Bachmann very much believes PBII works through a catalytic effect. “Putting money into a particular area is all about boosting that local economy over the long term.” He commissioned policy institute Curia to examine investments in Devon and Cornwall. “Crucially, they confirmed that for every pound that we invested the outcome was worth 15 times the initial investment.”
Next steps
The III’s intention is to select another pilot location in the new year, and they are interested to hear from possible candidates.

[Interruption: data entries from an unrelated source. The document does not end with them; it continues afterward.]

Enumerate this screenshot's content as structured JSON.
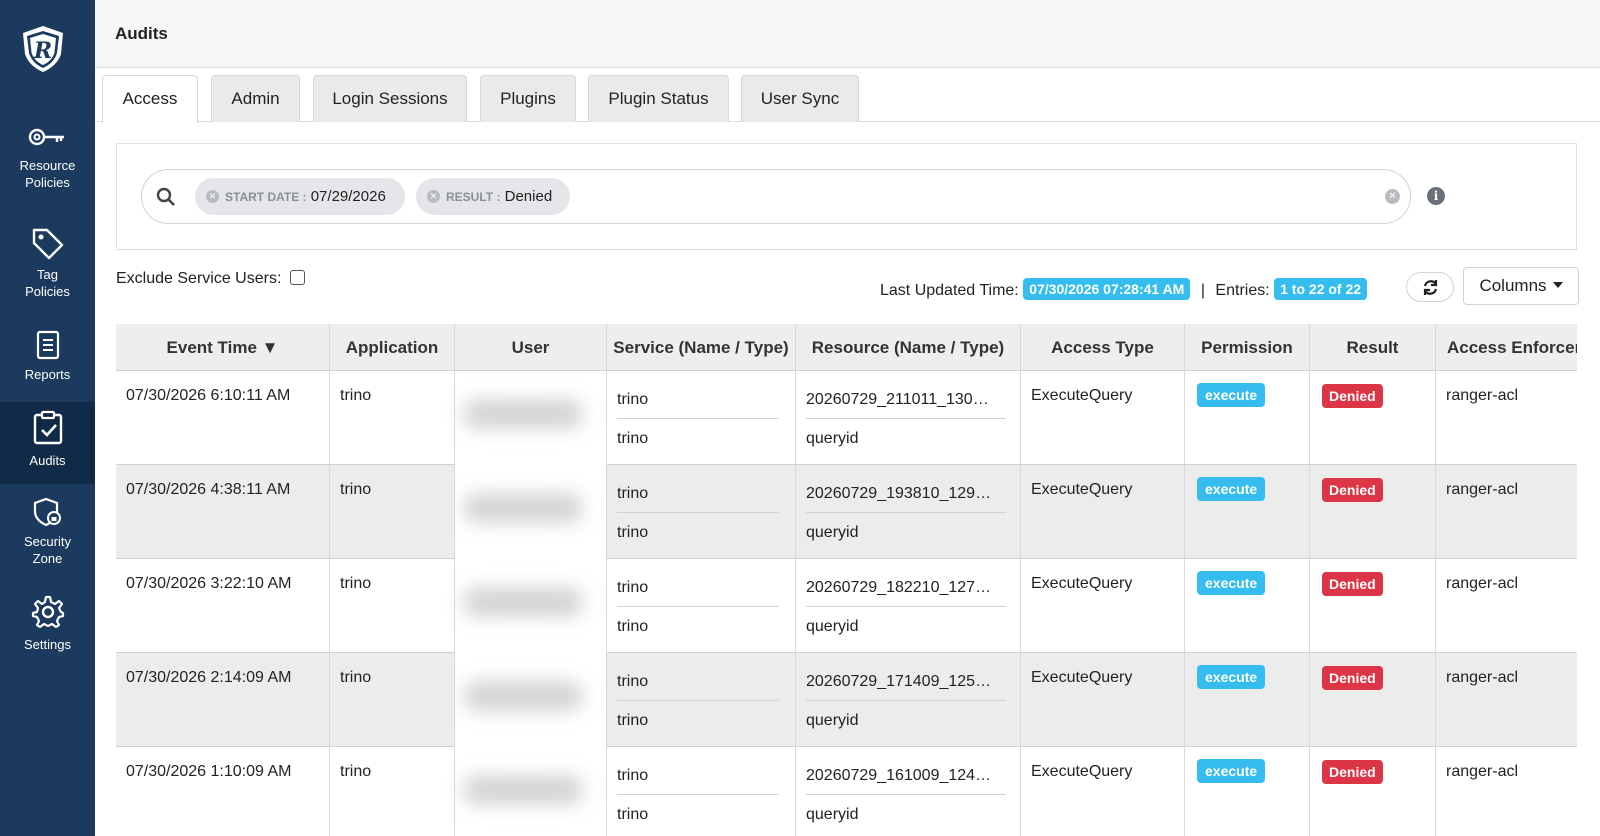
{
  "header": {
    "title": "Audits"
  },
  "sidebar": {
    "items": [
      {
        "label_line1": "Resource",
        "label_line2": "Policies",
        "icon": "key-icon"
      },
      {
        "label_line1": "Tag",
        "label_line2": "Policies",
        "icon": "tag-icon"
      },
      {
        "label_line1": "Reports",
        "label_line2": "",
        "icon": "report-icon"
      },
      {
        "label_line1": "Audits",
        "label_line2": "",
        "icon": "clipboard-check-icon",
        "active": true
      },
      {
        "label_line1": "Security",
        "label_line2": "Zone",
        "icon": "security-zone-icon"
      },
      {
        "label_line1": "Settings",
        "label_line2": "",
        "icon": "gear-icon"
      }
    ]
  },
  "tabs": [
    "Access",
    "Admin",
    "Login Sessions",
    "Plugins",
    "Plugin Status",
    "User Sync"
  ],
  "search": {
    "chips": [
      {
        "key": "START DATE :",
        "value": "07/29/2026"
      },
      {
        "key": "RESULT :",
        "value": "Denied"
      }
    ]
  },
  "toolbar": {
    "exclude_label": "Exclude Service Users:",
    "last_updated_label": "Last Updated Time:",
    "last_updated_value": "07/30/2026 07:28:41 AM",
    "separator": "|",
    "entries_label": "Entries:",
    "entries_value": "1 to 22 of 22",
    "columns_label": "Columns"
  },
  "table": {
    "headers": [
      "Event Time ▼",
      "Application",
      "User",
      "Service (Name / Type)",
      "Resource (Name / Type)",
      "Access Type",
      "Permission",
      "Result",
      "Access Enforcer"
    ],
    "rows": [
      {
        "event_time": "07/30/2026 6:10:11 AM",
        "application": "trino",
        "service_name": "trino",
        "service_type": "trino",
        "resource_name": "20260729_211011_130…",
        "resource_type": "queryid",
        "access_type": "ExecuteQuery",
        "permission": "execute",
        "result": "Denied",
        "enforcer": "ranger-acl"
      },
      {
        "event_time": "07/30/2026 4:38:11 AM",
        "application": "trino",
        "service_name": "trino",
        "service_type": "trino",
        "resource_name": "20260729_193810_129…",
        "resource_type": "queryid",
        "access_type": "ExecuteQuery",
        "permission": "execute",
        "result": "Denied",
        "enforcer": "ranger-acl"
      },
      {
        "event_time": "07/30/2026 3:22:10 AM",
        "application": "trino",
        "service_name": "trino",
        "service_type": "trino",
        "resource_name": "20260729_182210_127…",
        "resource_type": "queryid",
        "access_type": "ExecuteQuery",
        "permission": "execute",
        "result": "Denied",
        "enforcer": "ranger-acl"
      },
      {
        "event_time": "07/30/2026 2:14:09 AM",
        "application": "trino",
        "service_name": "trino",
        "service_type": "trino",
        "resource_name": "20260729_171409_125…",
        "resource_type": "queryid",
        "access_type": "ExecuteQuery",
        "permission": "execute",
        "result": "Denied",
        "enforcer": "ranger-acl"
      },
      {
        "event_time": "07/30/2026 1:10:09 AM",
        "application": "trino",
        "service_name": "trino",
        "service_type": "trino",
        "resource_name": "20260729_161009_124…",
        "resource_type": "queryid",
        "access_type": "ExecuteQuery",
        "permission": "execute",
        "result": "Denied",
        "enforcer": "ranger-acl"
      }
    ]
  },
  "colors": {
    "sidebar": "#1b3a5e",
    "sidebar_active": "#102a47",
    "info_badge": "#34bdee",
    "denied_badge": "#dc3545"
  }
}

Beyond that, Teacher says “it is important for us to address the origination and the capacity issues and to find the appropriate vehicles that can attract institutional capital”.
Teacher hopes enthusiasm amongst local authorities for PBII “might be matched by greater enthusiasm by local government pension funds” who are already “holding themselves accountable for their broader impact”.
Gresham House’s recent survey found pension professionals favoured the regeneration of town centres (41.2%), natural capital (e.g. air, water, and soil health, 39%), housing (38%), and digital infrastructure (37.5%).
Bachmann adds: “For Local Government Pension Schemes (LGPS), directing funds towards these kinds of investments can deliver the dual benefit of return on investment and accelerating the levelling up agenda that seeks to empower regional communities.” Gresham House’s Sustainable Infrastructure Strategy is backed by six LGPS and the Greater London Authority.
The III is also looking at community development finance institutions (CDFI), a sector now worth some $120bn in the US. “We hope that that we can attract mainstream capital into the UK CDFI sector and see a step change in what that market can deliver in terms of impact for people on the ground.”